Стоял февраль. Начались первые оттепели. Над карнизами госпитального здания повисли первые, хиленькие сосульки. Крыша была шиферная, и плаксивые сосульки свисали из желобков через равные промежутки, словно их аккуратно начертили.
Тася сидела на скамейке в скверике и смотрела на окно своей палаты. Раненых осталось мало. Госпиталь скоро должен расформироваться. Но Тася не думала об этом. Она смотрела туда, где впервые увидела огромные человеческие страдания и радость возвращения к жизни. Туда, где заработала спой первый, трудный хлеб. Жаль было расставаться с этим старым кирпичным домом. Жаль, несмотря на ту беду, которую она здесь нажила.
По палате, в которой она еще так недавно хозяйничала, приковылял на привязанных костылях раненый. Он отвязал костыли, установил их возле кровати, подпрыгал на одной ноге к окну, поглядел на городские огни. Глаза его задумчивы и печальны. Тася знала, о чем думает, о чем грустит раненый сержант. Думы его самые прозаические: как начинать жизнь без руки и без ноги? Как примет жена? Сможет быть полезным семье и колхозу?
Ей хотелось подойти успокоить сержанта, сказать что-нибудь такое, отчего лицо его стало бы веселым, усы затопорщились бы от смеха, как прежде. Но больной для нее сейчас далек и недоступен. Точно давая ей это понять, он понурился и медленно задернул марлевые занавески, на уголках которых Тасиными руками были вышиты две кошачьи мордочки.
Тася встала со скамейки и только теперь почувствовала, как у нее зашлись ноги в низких резиновых ботиках. Она удобней подхватила Сережку, наглухо завернутого в старое байковое одеяло, и засеменила с госпитального двора.
- Ну что, дочка, попрощалась со всеми? - спросил ее старик, дежуривший и проходной.
- Попрощалась, дедушка, - ответила Тася, и в груди у нее стало больно-больно, - прощайте и вы, дедушка, - торопливо бросила она уже на ходу.
Всю ночь Тася просидела на вокзале.
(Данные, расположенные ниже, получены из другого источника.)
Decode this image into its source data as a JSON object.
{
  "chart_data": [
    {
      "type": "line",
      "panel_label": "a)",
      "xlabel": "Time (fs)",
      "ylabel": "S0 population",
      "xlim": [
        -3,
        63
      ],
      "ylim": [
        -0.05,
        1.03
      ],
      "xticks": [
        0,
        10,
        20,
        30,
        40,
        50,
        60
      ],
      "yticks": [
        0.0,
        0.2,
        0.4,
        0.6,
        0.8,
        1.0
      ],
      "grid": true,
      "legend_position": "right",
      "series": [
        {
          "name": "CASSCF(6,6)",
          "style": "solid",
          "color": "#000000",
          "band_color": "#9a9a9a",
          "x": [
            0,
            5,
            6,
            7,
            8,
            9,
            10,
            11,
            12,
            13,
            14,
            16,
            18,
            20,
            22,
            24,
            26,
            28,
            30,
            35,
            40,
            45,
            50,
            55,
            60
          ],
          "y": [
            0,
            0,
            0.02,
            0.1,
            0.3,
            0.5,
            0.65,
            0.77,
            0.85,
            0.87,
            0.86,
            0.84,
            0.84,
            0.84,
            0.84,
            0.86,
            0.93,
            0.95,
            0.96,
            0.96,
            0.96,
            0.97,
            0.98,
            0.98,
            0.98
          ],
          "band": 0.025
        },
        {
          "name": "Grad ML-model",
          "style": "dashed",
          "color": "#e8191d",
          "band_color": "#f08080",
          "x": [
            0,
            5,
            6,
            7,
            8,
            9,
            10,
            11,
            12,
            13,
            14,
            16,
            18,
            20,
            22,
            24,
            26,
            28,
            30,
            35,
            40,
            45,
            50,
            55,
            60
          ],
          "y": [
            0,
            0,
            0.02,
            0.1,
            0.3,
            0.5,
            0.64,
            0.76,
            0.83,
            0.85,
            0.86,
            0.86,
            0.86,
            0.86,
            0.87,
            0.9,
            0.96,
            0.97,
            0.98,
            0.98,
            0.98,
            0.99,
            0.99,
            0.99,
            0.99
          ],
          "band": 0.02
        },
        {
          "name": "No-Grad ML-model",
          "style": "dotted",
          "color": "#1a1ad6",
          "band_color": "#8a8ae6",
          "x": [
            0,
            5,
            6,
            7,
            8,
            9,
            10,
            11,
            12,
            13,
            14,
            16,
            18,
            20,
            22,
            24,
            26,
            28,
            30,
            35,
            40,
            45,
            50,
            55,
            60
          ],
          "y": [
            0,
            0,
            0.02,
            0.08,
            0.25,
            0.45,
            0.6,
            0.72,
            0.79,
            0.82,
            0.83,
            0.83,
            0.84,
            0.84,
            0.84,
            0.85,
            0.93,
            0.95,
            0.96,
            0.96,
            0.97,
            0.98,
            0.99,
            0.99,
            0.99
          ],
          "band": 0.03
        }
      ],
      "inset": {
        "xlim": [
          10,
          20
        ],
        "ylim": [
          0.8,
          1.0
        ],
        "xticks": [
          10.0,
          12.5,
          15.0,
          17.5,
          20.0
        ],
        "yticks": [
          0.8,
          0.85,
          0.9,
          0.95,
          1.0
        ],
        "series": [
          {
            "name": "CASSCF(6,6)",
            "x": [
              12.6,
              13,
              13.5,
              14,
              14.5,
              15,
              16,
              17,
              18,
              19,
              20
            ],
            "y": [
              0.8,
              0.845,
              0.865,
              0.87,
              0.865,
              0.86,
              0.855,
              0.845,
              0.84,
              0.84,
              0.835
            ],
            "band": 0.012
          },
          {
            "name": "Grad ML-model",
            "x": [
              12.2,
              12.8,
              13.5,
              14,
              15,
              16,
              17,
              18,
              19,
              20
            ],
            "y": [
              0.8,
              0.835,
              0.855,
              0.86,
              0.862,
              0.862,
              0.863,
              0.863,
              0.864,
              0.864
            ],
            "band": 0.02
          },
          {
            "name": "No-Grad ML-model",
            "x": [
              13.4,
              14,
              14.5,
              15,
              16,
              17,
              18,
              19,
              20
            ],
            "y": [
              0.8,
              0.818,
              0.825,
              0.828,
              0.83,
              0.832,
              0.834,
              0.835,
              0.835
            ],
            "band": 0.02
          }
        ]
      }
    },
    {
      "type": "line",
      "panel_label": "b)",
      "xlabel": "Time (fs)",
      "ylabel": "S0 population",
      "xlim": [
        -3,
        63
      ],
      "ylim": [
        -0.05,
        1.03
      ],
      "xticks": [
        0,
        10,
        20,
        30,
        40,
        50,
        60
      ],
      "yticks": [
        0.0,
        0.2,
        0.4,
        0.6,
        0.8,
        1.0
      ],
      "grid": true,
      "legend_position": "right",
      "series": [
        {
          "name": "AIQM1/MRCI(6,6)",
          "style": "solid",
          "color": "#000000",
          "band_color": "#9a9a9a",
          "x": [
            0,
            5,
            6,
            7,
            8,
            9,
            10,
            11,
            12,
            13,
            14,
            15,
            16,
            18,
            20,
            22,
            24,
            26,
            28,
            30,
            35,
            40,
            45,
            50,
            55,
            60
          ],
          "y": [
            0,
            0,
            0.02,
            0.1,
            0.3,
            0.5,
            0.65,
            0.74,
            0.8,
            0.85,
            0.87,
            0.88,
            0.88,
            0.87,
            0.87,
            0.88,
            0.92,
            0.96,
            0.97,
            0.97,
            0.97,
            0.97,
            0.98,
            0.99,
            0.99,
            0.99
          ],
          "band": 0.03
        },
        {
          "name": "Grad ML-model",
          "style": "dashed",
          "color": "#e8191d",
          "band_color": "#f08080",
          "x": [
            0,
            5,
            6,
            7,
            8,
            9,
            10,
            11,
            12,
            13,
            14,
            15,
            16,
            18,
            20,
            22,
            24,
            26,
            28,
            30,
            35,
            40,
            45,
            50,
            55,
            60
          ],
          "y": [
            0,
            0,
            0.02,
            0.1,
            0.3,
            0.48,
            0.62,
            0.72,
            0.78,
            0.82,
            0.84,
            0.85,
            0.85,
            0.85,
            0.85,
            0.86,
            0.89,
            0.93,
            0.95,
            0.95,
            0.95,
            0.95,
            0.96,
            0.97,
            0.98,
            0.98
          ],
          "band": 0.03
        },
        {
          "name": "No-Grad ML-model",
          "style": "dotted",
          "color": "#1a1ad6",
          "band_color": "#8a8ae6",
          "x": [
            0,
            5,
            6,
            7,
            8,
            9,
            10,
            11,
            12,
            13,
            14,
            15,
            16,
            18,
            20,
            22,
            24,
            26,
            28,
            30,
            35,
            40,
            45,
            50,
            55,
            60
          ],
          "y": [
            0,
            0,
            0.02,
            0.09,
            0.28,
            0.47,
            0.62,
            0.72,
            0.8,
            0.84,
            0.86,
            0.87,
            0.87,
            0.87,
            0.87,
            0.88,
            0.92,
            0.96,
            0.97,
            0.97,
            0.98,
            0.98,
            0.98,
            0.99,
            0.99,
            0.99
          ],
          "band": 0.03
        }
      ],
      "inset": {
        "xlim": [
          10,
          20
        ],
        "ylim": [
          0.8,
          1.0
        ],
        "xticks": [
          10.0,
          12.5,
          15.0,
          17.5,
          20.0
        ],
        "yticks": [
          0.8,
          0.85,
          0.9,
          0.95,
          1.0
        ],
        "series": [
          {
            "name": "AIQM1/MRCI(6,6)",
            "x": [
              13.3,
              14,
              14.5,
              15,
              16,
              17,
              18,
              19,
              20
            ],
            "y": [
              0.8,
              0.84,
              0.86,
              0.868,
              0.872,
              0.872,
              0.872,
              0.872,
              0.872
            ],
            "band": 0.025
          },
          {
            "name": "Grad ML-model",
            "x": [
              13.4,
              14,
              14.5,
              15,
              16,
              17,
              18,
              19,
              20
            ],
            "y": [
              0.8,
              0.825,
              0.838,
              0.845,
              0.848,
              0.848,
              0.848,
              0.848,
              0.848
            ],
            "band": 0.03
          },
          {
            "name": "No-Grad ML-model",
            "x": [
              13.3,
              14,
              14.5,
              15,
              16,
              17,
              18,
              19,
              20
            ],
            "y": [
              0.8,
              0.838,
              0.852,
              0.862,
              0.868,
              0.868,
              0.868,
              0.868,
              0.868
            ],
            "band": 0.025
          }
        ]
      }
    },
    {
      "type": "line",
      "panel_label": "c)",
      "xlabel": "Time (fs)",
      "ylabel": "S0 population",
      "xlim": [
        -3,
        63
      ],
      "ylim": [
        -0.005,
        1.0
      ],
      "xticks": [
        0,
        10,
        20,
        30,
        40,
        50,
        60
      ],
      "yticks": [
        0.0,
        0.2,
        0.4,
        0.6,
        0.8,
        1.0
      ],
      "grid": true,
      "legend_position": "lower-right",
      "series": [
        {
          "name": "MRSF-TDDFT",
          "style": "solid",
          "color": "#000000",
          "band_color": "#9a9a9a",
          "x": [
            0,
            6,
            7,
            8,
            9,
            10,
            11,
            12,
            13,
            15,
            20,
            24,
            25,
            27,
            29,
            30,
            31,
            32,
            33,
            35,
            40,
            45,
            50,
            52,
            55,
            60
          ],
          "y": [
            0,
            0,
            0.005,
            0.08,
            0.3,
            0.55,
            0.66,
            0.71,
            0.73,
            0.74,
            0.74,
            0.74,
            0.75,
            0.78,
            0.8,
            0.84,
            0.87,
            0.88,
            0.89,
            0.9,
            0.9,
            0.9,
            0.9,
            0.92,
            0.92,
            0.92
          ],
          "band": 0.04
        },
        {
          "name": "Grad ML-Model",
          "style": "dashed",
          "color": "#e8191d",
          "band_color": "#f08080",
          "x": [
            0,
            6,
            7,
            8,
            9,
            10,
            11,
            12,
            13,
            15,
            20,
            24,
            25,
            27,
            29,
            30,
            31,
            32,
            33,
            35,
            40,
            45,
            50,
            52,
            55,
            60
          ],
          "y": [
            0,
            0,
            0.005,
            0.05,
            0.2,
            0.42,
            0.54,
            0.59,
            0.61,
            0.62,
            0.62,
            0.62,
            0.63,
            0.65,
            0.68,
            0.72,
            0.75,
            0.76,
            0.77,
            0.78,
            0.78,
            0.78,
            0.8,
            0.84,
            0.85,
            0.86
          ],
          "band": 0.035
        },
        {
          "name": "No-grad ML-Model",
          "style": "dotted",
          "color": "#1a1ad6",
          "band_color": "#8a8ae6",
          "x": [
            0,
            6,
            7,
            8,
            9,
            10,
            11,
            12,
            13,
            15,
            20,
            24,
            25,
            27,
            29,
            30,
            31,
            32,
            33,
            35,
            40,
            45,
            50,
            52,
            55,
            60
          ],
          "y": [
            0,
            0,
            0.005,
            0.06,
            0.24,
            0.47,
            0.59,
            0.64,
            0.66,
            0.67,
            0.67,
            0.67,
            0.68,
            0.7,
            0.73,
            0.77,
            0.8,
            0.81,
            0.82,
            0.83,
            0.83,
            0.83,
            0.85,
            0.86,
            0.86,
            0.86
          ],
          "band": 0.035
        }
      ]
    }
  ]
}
Устала от шума, сутолоки. К утру у нее разболелась голова, ее стало знобить. Она взяла билет на первый попавшийся поезд и, ни о чем не думая, поехала куда глаза глядят.
В Лысогорске ее сняли с поезда. У нее оказалось двустороннее воспаление легких. Сережу от нее изолировали. Щупая рядом с собой похудевшей рукой, Тася звала его, плакала в беспамятстве до тех пор, пока сердобольная санитарка не подсунула ей сверток из простыни. Тася крепко прижала к себе сверток и в жарком бреду металась по кровати, то вскрикивая, то чуть слышно шепча невнятным голосом ласковые слова. Даже к беспамятной не приходило успокоение.
Выздоравливала Тася медленно. Только через месяц она стала подниматься. На улице уже была весна. Когда молодая женщина первый раз вышла на крыльцо, у нее захватило дух и она заплакала, порадовавшись тому, что осталась жива. Сережка уже улыбался, ворковал сам с собой и решительно не желал ее признавать.
Или из ее бредового говора работники больницы что-то узнали, или умели угадывать сердцем чужое горе, или просто так, из хорошего человеческого чувства проявили необидную заботу о ней и о Сереже. У нее всегда ломилась тумбочка от разной снеди, ей приносили интересные книги, достали нитки и кусочки материала: Тася вышивала на память добрым людям разные безделушки. Особенно нравился Тасе старенький, полный и так же, как бабушка, не выговаривавший букву "р" главный врач Федор Федорович.